CNI misconfiguration:

  • Symptom: Pods can’t communicate at all, or only on same node
  • Check: kubectl get pods -n kube-system for CNI pods (flannel, calico, etc.)
  • Check: /etc/cni/net.d/ for CNI config
  • Fix: Reinstall CNI, check config

iptables rules missing:

  • Symptom: ClusterIP doesn’t work after Service creation
  • Check: iptables-save | grep <service-ip>
  • Cause: kube-proxy error, RBAC issue
  • Fix: Check kube-proxy logs

MTU mismatch:

  • Symptom: Small packets work, large fail; TCP stalls
  • Check: MTU on pod, bridge, VXLAN interface
  • Fix: Configure CNI with correct MTU

NetworkPolicy blocking:

  • Symptom: Some pods can’t connect, others can
  • Check: kubectl get networkpolicy -A
  • Fix: Add appropriate NetworkPolicy rules

Firewall blocking VXLAN:

  • Symptom: Cross-node fails, same-node works
  • Check: tcpdump -i eth0 udp port 8472 — packets sent but not received?
  • Fix: Open UDP 8472 (VXLAN) between nodes
# Check all network interfaces
ip addr

# Check routes
ip route

# Check iptables NAT rules
iptables -t nat -L -n -v

# Check VXLAN FDB
bridge fdb show dev flannel.1

# Check CNI config
cat /etc/cni/net.d/*

# Check kube-proxy mode
kubectl logs -n kube-system -l k8s-app=kube-proxy | grep "Using"

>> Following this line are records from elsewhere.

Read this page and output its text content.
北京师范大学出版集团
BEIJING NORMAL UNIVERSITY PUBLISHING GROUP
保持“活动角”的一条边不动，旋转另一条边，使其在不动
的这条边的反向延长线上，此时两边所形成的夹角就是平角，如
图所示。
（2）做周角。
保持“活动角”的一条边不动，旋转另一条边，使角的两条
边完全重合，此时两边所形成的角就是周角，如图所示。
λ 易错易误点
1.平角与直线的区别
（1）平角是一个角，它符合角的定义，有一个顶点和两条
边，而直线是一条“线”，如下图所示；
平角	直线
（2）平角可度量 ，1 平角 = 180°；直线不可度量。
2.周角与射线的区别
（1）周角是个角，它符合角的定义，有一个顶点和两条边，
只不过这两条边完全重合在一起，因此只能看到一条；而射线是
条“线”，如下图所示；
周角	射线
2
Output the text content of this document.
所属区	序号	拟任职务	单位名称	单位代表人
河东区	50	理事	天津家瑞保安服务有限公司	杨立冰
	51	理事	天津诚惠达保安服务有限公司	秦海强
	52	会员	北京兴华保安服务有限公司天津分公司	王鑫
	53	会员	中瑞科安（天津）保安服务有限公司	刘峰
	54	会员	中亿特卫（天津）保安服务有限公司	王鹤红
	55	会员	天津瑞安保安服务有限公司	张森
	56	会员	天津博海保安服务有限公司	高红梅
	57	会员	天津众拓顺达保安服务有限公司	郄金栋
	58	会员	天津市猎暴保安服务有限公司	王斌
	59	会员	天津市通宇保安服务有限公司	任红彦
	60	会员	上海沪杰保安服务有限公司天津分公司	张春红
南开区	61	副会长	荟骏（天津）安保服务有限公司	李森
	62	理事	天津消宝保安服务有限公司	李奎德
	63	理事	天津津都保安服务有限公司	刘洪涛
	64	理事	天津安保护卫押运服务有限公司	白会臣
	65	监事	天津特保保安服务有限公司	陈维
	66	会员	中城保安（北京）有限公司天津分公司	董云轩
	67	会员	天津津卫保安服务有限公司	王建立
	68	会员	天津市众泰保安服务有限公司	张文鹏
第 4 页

# Check endpoints for a Service
kubectl get endpoints my-service

The magic of Kubernetes networking is built on:

  1. veths and bridges: Connect pods within a node
  2. iptables (kube-proxy): Implement Services via DNAT
  3. Overlay networks: Carry pod traffic across nodes via encapsulation

When debugging:

  • Trace the path systematically (pod -> bridge -> overlay -> remote node -> pod)
  • Use tcpdump at each hop to see where packets stop
  • Check iptables for Service issues
  • Check conntrack for connection state issues
  • Check MTU for “big packets fail” symptoms

The magic is just routing, NAT, and encapsulation. Once you know the layers, you know where to look.